Are there any strains that can make a person really giggly or do all strains have that potential? I was reading about the strain Ciskei at https://www.marijuana-seeds-canada.com/products/tropical-ciskei
and one of the effects it lists is giggly.
Or does it all have to do with your mind set before smoking? 
I was at mjseedscanada.com and asked the support lady if there was one strain that brought on the giggles and she said all of them were good for that.


----------



## Rosebud (Mar 20, 2016)

My neighbor and I find papaya to be that way.  I am going to grow the old 60-70s strains and see if i can find the giggle i used to love.   Great thread..


----------



## WeedHopper (Mar 20, 2016)

I always loved the weed that would make you grin from ear to ear.  Yehaaaaaaaaa


----------



## WeedHopper (Mar 20, 2016)

https://www.leafly.com/explore/tags-giggly


----------



## oldfogey8 (Mar 21, 2016)

i find that edibles make me more giggly than smoking regardless of the strain. lasts a heck of a lot longer too.


----------



## bud88 (Mar 21, 2016)

I had grown some Blueberry OG all while back that put my friends and I on our butts in laughter to the point where it hurt,  however a few days later a friend and I smoked the same stuff and it locked us to the couch. So possibly your mindset and company has a lot to do with the giggles....


----------



## Rosebud (Mar 22, 2016)

I think your right bud, it is about mind set, but I gotta say, i cracked up while smoking LA confidential and that is indica. I was alone and laughed hard, should we call the authorities?


----------



## Comfortablynumb (Mar 22, 2016)

Last weekend I was smoking either White Widow or Blueberry (when I harvested I forgot to label my jars and everything got mixed together) and I was reading ghost stories.I was outside having a cigarette when I read one story called "She Dead",here's the link...
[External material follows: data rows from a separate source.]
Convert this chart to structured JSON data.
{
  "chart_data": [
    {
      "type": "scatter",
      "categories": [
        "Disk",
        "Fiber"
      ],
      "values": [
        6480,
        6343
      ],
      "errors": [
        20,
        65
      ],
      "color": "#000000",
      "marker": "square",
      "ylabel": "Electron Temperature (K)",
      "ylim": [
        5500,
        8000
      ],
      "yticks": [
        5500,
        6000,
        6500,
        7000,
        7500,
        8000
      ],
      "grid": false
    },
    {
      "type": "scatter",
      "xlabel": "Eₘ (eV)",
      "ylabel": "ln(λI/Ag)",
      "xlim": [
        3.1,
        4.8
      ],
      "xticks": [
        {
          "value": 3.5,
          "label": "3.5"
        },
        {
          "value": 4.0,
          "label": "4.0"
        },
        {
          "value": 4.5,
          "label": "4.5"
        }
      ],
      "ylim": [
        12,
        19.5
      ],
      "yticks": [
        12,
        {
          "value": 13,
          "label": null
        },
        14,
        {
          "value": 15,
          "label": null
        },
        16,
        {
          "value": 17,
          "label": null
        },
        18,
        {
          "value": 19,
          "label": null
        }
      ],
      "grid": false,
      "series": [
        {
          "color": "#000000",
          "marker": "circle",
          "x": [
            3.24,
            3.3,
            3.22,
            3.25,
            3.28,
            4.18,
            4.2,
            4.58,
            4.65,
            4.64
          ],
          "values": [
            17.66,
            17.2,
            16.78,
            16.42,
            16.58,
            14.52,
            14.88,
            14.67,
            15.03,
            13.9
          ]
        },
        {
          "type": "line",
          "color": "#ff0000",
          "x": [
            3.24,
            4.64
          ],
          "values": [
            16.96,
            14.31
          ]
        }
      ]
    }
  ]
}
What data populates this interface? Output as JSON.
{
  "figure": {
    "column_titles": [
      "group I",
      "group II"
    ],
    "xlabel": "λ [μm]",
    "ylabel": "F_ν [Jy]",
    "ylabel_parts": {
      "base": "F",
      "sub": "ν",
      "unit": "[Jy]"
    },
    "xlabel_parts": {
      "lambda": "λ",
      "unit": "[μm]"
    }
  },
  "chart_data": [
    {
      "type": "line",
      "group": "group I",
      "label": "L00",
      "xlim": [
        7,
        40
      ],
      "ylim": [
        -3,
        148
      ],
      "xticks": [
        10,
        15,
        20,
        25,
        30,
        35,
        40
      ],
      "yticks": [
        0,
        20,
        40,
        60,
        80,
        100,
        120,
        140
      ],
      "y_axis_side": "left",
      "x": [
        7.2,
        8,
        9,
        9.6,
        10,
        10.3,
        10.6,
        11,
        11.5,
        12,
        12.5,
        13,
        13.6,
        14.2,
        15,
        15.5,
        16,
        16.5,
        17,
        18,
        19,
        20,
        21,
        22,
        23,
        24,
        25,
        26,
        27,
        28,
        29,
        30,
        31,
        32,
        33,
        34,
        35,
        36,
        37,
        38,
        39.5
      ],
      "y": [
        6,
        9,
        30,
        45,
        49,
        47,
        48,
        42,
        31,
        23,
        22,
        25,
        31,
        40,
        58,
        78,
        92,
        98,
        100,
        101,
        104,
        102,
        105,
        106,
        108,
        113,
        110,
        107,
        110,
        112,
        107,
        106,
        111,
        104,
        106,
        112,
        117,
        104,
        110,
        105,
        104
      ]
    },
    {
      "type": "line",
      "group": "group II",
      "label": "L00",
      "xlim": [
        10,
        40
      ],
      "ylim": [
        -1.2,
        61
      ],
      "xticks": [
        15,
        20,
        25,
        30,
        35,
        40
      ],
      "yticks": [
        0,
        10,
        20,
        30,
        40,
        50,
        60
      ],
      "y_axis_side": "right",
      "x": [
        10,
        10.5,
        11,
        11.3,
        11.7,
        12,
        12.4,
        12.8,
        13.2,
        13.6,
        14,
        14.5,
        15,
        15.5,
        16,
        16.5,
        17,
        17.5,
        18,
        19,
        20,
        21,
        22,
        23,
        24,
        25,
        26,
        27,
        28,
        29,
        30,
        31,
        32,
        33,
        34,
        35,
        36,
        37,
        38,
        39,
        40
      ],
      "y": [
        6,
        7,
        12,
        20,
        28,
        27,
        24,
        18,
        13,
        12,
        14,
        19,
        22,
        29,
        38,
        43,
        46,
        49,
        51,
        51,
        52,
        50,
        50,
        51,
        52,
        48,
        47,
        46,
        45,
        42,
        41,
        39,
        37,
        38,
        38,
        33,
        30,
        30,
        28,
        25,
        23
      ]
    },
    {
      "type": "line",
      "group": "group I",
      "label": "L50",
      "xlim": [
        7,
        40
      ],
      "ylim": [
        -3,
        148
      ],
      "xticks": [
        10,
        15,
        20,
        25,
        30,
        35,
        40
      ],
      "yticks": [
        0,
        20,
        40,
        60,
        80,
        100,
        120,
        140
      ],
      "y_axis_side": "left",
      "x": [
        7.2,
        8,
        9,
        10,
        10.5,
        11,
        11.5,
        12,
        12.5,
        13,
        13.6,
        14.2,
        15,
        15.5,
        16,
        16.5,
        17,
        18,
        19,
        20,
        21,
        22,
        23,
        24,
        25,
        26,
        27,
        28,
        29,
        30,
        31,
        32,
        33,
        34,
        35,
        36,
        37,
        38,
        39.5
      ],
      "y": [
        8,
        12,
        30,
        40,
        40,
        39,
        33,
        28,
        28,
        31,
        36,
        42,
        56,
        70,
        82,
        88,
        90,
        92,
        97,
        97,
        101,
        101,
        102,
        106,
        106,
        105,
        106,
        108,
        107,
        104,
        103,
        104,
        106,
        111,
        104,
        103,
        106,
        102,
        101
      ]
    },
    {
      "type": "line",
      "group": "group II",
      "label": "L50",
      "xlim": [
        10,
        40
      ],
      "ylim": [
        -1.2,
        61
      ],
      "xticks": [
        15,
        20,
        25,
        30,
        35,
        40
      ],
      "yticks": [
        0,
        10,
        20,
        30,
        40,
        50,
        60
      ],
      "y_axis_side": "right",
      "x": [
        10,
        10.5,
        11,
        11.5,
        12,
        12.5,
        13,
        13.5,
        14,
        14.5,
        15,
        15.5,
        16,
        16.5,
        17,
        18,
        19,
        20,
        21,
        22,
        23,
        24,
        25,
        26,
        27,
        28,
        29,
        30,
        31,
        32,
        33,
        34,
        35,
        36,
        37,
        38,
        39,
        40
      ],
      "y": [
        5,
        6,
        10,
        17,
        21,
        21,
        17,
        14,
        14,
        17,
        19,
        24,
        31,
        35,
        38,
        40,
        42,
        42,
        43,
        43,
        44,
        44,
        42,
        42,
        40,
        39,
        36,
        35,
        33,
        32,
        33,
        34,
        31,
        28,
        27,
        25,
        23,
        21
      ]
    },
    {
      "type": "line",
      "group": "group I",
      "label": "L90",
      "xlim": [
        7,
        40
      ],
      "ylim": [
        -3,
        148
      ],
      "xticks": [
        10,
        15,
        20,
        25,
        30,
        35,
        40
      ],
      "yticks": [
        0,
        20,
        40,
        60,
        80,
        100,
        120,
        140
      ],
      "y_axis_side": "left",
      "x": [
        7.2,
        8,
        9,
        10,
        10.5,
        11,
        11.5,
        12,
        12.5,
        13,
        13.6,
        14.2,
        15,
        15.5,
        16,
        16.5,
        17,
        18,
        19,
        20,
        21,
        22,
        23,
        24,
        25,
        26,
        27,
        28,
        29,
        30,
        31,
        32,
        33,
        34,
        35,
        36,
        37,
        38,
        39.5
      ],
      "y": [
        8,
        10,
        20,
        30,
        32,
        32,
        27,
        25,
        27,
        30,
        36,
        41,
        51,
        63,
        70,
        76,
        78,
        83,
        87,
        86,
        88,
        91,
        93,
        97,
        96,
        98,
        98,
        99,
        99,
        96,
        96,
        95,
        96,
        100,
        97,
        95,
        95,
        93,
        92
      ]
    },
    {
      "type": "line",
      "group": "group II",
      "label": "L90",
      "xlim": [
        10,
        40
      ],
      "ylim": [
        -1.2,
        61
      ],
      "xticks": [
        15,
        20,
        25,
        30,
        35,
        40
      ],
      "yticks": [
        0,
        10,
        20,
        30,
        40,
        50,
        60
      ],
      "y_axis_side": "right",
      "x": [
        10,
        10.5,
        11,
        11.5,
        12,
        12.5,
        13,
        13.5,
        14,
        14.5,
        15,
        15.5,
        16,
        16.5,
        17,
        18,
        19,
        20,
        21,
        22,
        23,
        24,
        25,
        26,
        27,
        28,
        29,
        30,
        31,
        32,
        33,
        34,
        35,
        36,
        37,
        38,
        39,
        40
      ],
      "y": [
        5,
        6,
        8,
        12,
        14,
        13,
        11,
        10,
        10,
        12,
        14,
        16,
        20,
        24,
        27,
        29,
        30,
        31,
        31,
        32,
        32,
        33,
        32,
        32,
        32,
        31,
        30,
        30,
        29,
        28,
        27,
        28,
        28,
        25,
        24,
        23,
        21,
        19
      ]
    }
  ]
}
https://personalghoststories.wordpress.com/category/coincidences/

Something about the story just cracked me up.And being outside I was trying to compose myself which just made it worse.So far all I've smoked have been indica hybrids  so I'll have to switch to sativa dominant ones next and see if I can flip the laughter switch with it.


----------



## WeedHopper (Mar 22, 2016)

I would say Sativas or Sativa dominate hybrids are your best bet.


----------



## Hackerman (Mar 22, 2016)

bud88 said:


> So possibly your mindset and company has a lot to do with the giggles....



Yeah, I can agree with that one. I used to giggle all the time before I was married. Even on crumby brick weed and home grown.

Then, the giant red headed, fire breathing dragon stole my soul, shattered my dreams and crushed my heart and I notice I don't giggle all that much any more. 

Maybe I'll try some of that LA Confidential. 

LOL


----------



## Hushpuppy (Mar 22, 2016)

Hillary Clinton smoked with you?:huh:


----------



## WeedHopper (Mar 22, 2016)

:smoke1:


----------



## Hackerman (Mar 23, 2016)

Hushpuppy said:


> Hillary Clinton smoked with you?:huh:



Never smoked with Hillary but I did meet her well over a dozen times when Bill was in office. Even sat at a table with her at a luncheon once or twice. She wasn't really into politics than but you could tell that she was gearing up for it. I have been smoking pot for almost half a century and after that long you can come to tell who is a fellow smoker and who is not. And, I'll bet you a million dollars to a penny that Hillary was a pot smoker when she was the age.

Hillary is actually a very very very intelligent person (from what little I could tell). However, I don't think she would make a good pres because she has a temper. You could see it rise every time you would say something she didn't agree with. I guess most people are like that but I don't like closed-minded people so that was a turn-off for me.

I'll bet Hillary was a giggler when she got high. LOL


----------



## Hushpuppy (Mar 23, 2016)

Lol, I bet she was a big ole fatty smoker  the bad thing though with most of these lawyers turned politicians (on both sides) is they think they know everything and most of them don't know ****. I find it so frustrating that there is no middle ground in this country anymore. I am a staunch moderate. I believe in freedom of religion and freedom of choice at the same time.:rant: But enough of that crap.:smoke1:


----------



## The3rdman (Aug 6, 2018)

I got some Bruce Banner and Laughing Buddha for my next grow hoping these would bring on the laughter. 

Anyone know if either of these strains will work for that purpose?


----------



## Locked (Aug 6, 2018)

I find it's usually hybrid strains that produce the laughter or Sativa leaning ones. The Indica leaning ones work better for sleep and pain in my opinion.


----------